A few games into the season, a flu interrupted the start to a successful ninth grade year, not unlike how COVID has affected long haul patients. Throughout the next 15 years, nothing quite followed the path that I first envisioned. I found myself adapting to correspondence school before the technology of video calling connected us, and attending numerous hospital visits before masks were more than a fashion statement. Sudden deaths occurred in the family as mental health challenges came to the forefront, life-changing trauma was experienced where PTSD was found instead of healing, loved ones received disability diagnoses, and numerous other perilous stops along this strange road of life became milestones. I have an academic career that didn’t see a high school level of education until much later in life. In 2020, 15 years after beginning and being told it was either “crucially important” or “entirely irrelevant,” I completed both grade 12-level English courses online.

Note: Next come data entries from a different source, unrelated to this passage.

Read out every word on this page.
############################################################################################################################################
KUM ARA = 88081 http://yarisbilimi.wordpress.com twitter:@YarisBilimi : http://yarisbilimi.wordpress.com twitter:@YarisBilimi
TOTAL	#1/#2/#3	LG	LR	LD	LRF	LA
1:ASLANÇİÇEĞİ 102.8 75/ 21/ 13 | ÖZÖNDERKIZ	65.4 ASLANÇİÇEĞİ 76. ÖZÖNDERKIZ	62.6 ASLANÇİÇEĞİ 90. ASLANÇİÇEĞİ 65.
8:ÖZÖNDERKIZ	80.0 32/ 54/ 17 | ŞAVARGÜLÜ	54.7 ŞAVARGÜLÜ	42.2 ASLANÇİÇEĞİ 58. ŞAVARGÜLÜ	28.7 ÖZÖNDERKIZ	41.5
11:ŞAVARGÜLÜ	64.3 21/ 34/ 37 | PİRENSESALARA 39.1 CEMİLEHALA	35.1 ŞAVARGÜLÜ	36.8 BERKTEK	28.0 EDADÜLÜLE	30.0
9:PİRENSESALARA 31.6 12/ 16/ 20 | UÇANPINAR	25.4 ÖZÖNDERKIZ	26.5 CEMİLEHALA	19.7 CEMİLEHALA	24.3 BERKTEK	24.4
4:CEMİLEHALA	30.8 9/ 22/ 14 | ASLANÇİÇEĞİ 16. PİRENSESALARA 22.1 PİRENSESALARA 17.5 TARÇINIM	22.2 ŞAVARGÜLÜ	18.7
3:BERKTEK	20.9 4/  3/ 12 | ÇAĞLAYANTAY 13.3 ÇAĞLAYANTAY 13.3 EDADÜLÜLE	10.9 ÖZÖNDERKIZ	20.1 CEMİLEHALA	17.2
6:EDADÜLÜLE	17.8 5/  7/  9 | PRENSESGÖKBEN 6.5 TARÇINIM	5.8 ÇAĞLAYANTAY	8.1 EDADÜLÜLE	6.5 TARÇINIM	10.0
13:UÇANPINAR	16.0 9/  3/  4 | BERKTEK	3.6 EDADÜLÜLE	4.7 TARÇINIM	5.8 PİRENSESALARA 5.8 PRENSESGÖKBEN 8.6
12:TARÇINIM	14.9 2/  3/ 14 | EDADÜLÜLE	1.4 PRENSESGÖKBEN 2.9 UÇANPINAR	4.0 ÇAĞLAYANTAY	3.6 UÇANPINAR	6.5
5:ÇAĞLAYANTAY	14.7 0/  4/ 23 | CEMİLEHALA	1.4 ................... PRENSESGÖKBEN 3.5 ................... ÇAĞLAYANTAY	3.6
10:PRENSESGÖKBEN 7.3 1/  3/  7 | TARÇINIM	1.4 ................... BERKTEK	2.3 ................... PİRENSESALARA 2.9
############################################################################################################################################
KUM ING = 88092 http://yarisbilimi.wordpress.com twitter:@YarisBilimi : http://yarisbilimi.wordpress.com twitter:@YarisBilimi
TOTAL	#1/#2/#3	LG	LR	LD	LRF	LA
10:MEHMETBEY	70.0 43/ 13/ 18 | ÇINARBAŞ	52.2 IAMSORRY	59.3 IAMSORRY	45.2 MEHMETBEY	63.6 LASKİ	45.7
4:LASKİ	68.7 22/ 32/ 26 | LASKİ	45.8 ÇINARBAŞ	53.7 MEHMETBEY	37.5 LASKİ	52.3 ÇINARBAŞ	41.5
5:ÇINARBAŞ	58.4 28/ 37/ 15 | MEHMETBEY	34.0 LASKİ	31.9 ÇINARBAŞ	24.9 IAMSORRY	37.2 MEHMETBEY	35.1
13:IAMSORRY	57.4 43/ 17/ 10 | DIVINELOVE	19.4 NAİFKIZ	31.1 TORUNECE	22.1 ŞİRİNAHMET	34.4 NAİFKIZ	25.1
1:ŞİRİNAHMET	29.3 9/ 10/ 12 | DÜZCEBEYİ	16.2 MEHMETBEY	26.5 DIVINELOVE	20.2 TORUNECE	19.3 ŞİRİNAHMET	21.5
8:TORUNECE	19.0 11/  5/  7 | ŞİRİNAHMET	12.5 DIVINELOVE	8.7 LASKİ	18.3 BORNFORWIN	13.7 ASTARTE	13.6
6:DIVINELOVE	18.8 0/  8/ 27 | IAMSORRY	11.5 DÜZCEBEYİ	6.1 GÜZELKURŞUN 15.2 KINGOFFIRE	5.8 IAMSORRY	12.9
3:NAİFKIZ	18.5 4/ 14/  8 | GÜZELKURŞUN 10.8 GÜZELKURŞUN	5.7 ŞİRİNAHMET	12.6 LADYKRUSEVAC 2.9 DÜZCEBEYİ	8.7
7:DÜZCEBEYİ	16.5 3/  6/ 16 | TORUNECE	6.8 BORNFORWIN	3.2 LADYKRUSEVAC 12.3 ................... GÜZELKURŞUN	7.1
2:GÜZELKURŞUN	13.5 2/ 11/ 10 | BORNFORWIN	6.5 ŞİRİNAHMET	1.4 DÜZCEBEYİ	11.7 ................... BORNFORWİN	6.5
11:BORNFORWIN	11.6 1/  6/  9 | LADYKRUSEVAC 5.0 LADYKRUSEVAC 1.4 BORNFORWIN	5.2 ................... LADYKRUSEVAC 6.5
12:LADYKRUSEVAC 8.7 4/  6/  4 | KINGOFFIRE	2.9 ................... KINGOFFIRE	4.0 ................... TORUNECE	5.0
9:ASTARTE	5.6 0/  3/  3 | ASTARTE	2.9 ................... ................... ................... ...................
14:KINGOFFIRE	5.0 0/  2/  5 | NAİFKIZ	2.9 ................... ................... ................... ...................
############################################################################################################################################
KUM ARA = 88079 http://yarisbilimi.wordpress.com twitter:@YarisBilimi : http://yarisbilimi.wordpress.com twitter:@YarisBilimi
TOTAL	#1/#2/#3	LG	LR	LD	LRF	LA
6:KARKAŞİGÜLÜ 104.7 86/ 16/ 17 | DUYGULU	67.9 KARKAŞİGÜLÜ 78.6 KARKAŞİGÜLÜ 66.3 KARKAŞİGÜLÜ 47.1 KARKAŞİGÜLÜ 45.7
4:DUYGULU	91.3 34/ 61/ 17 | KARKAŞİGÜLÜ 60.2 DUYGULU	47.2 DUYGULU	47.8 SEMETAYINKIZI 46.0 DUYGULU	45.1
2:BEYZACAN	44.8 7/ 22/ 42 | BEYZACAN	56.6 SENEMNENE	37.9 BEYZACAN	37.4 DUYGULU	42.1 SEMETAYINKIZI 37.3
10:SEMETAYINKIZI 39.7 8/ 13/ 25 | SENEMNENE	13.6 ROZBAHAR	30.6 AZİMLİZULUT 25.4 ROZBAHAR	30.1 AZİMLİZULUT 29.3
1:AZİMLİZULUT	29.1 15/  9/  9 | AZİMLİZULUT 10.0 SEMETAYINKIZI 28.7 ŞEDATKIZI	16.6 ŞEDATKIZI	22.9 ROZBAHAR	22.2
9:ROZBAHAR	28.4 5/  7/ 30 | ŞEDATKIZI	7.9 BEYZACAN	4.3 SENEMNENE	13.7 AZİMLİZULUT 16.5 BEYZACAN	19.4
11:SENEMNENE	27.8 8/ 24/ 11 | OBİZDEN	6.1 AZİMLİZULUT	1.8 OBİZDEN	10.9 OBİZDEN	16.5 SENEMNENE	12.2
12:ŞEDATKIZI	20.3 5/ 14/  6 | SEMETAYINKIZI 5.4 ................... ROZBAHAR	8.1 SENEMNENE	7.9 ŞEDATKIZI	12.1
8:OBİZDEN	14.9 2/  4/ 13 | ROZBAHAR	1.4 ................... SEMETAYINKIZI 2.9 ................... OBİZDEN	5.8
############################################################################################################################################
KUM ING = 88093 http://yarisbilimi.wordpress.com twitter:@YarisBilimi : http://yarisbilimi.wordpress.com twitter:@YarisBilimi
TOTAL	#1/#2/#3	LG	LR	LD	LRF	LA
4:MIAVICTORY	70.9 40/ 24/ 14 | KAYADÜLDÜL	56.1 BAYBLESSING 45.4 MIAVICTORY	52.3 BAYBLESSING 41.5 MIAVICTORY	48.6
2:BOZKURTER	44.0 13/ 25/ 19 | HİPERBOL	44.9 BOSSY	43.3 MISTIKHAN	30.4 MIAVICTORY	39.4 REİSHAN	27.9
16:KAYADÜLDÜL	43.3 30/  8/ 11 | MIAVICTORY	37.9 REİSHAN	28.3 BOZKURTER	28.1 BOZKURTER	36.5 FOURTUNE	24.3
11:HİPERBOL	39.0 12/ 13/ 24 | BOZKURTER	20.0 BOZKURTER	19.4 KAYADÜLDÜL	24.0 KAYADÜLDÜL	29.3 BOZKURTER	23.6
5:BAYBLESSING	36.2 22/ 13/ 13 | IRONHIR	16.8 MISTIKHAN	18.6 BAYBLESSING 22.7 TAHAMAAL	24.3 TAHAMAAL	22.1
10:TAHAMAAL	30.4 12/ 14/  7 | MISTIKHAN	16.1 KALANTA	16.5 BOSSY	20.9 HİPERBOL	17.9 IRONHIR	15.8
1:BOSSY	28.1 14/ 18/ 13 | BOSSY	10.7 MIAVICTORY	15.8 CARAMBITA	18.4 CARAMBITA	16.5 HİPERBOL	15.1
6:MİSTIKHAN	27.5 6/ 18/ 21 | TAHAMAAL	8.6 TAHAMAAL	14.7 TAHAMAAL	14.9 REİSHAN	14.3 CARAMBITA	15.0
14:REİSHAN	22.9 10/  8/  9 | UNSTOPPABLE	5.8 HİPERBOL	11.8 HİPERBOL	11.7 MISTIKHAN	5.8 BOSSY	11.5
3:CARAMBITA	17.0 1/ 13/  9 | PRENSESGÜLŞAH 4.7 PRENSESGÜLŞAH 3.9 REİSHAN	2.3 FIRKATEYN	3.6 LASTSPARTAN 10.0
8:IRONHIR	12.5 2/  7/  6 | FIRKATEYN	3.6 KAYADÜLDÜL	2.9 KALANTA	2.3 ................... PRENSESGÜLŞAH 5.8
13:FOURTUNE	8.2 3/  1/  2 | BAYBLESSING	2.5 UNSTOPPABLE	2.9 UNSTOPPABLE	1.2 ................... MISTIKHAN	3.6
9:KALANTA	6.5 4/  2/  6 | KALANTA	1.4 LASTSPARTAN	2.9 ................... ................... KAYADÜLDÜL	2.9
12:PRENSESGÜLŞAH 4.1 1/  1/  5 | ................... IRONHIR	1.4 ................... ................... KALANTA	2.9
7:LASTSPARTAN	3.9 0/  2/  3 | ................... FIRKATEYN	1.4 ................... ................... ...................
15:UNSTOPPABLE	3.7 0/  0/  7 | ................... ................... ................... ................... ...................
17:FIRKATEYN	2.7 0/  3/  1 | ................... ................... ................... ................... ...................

Perhaps it is fitting then that in the year of 2021, as we all look to leave the bubbles of our pandemic restricted lives, that Paul and I continue to persevere and aspire for more. While no athlete deserves a singular pedestal, may the collective perseverance of sports give us each the opportunity to strive towards our own championship and trophies in life. Whether it is a literal or metaphorical cold tub, a nagging, old injury or a current one, let us do the work of therapy. When seasons of our life seem to come to a close earlier than expected, let us start the work of off-season immediately and get back in whatever gym we can to stretch and strengthen ourselves. Let us surround ourselves with teammates and coaches that we are willing to experience the ecstasy of winning with, but also the agony of defeat that leads to further practice and training. When the pressures and stresses of balancing our time come our way, let us be reminded by sports and the value of rest. Let us renew ourselves for the next season, or semester, ahead.

The outcome of Paul’s Final’s Championship, and my pursuit of a university degree, are still unknown. What is clear, however, is that no matter what life throws our collective way, we each now share a common thread with every living person on this earth. When the voice of our own inner anxieties questions our ability to persevere and continue, let us be like Paul and continue to grin in the face of our inner dialogue, then knowingly and resiliently say: “I don’t know what you’re talking about.”